We then walked to the very close by bus stop with a bus pass vending machine and bought a 24-hour bus pass (we would be on our way to the airport within 24-hours by this time) for $7/ea. This bus stop, by the way, is on Las Vegas Blvd (aka the Strip), which means that Whole Foods is one stop down from Mandalay Bay (southbound). If you take the SDX (strip downtown express) you can go up and down the Strip with some of the casinos as the stops, or you can take the Deuce which stops at every Casino along the Strip. Although, we found that on Sunday the Deuce did not go all the way to Town Square (aka Whole Foods), and so we had to get out at Mandalay Bay and wait for the SDX.

Once on the Strip, we got out at Paris and started taking pictures. We saw all kinds of things, and I was even able to capture some of the water show at the Bellagio with my camera. We ended up staying out until really late, but I learned all kinds of things about my camera and how to capture night pictures. I have a ton of pictures to go through, and if I’m lucky I might even be able to submit some of them as my homework.

To get back to the hotel that night, we jumped on a free shuttle at Bally’s and got a ride to the Rio. On Sunday, we took a much more intelligent route to Whole Foods. We jumped on the shuttle at the Rio and got off at Harrah’s, we looked around the Strip for a while, then hopped on the Deuce (southbound) to get to Whole Foods for another trip through the Deli. We had a vegan BLT and I created a salad from the salad bar. We also had more local root beer. We still had some of that Evian water left in our backpack and so we made sure we finished that up, since we couldn’t take it on the plane. We then when out to the bus stop got on the SDX (southbound) got out at the Strip Transfer Terminal and waited for the 109 which took us to the airport.

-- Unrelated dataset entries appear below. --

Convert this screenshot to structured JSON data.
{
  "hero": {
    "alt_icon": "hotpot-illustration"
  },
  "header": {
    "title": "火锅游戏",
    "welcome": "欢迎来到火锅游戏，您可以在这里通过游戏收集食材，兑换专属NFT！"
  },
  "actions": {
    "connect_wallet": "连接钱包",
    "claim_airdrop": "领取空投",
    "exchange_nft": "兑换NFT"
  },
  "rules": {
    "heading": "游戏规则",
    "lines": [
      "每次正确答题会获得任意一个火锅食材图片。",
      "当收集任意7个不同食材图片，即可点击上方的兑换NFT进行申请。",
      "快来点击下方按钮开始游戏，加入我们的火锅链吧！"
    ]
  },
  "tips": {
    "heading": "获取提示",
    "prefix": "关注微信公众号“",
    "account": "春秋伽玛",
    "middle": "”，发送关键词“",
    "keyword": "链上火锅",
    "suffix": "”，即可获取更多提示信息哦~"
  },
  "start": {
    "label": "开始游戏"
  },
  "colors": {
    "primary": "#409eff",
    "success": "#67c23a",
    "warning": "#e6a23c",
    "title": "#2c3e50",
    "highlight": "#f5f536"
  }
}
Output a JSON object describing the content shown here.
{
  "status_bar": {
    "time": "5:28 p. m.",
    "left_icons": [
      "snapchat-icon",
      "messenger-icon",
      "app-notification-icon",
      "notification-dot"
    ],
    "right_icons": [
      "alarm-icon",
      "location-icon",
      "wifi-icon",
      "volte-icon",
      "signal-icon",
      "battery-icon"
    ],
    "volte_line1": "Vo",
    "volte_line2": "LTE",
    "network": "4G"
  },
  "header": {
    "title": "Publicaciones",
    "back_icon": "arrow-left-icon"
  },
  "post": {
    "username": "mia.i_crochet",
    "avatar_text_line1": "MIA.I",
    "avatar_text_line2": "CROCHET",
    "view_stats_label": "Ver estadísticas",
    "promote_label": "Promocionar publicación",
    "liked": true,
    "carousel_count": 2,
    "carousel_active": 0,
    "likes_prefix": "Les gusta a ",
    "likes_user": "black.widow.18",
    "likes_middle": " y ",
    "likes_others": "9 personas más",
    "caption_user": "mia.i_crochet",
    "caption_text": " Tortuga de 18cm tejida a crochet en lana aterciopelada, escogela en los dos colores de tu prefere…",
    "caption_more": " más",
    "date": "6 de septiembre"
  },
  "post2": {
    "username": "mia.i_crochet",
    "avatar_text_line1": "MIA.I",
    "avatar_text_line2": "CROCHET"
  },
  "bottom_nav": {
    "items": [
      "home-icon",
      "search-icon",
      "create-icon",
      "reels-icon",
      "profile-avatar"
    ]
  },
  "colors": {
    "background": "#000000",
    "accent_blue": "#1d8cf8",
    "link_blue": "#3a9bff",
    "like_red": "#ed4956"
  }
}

So to recap, if you want to find vegetarian friendly eats and save some coin on transportation…

1. Buy a 3-day bus pass at the airport for $20 (bus route map). The 109 will take you to and from the airport and the Strip Transfer Terminal. The Deuce (runs 24 hours) and the SDX (runs 9am – 12:30am) will take you to the Strip as well as Whole Foods (Town Square). By the way, the Deuce and the SDX are very air-conditioned rides. The four lines that we rode on (104, Deuce, SDX, and 109) were all clean, air-conditioned, and friendly buses.

2. Whole Foods is your friend, and oddly the least expensive option. Stock up on snacks and water, check out the Deli, salad and hot food bars, you won’t regret it.

3. If your hotel is not on the strip (like the Rio), see if they have a free shuttle to the Strip (the Rio has two – one to Harrah’s and one to Bally’s, which run from 10am -1am), then hop on the bus to get to your destination.

4. Drink plenty of water! And protect yourself from the sun by sticking to the shade when you can and wearing sunscreen for the times when you can’t.

I know it probably sounds like I had a horrible time, but actually, I did have fun. Once we figured out how to get veggie-friendly food and how to get around the city, it all became much less stressful, and we had a great time. We were able to attend the conference, check out the Strip at night, and eat veggie-friendly food, all while staying hydrated and not getting sunburned. All in all, one of our best trips to Vegas.

I still need to go through my pictures of the Strip, I hope to post them in a future post.

Until next time…


One thought on “Veggie in Vegas…

  1. I never thought to do the bus in Vegas but I am loving it! My main gripe with Vegas is that it costs so much to get anywhere if you’re not staying on the strip. Thanks for the info on the SPF as well, I was just thinking the other day how you never see any in the baby size that you can take on the airplane (I like the term baby sized better than approved size!)

    I find it very amusing that Whole Foods was the cheaper option in Vegas.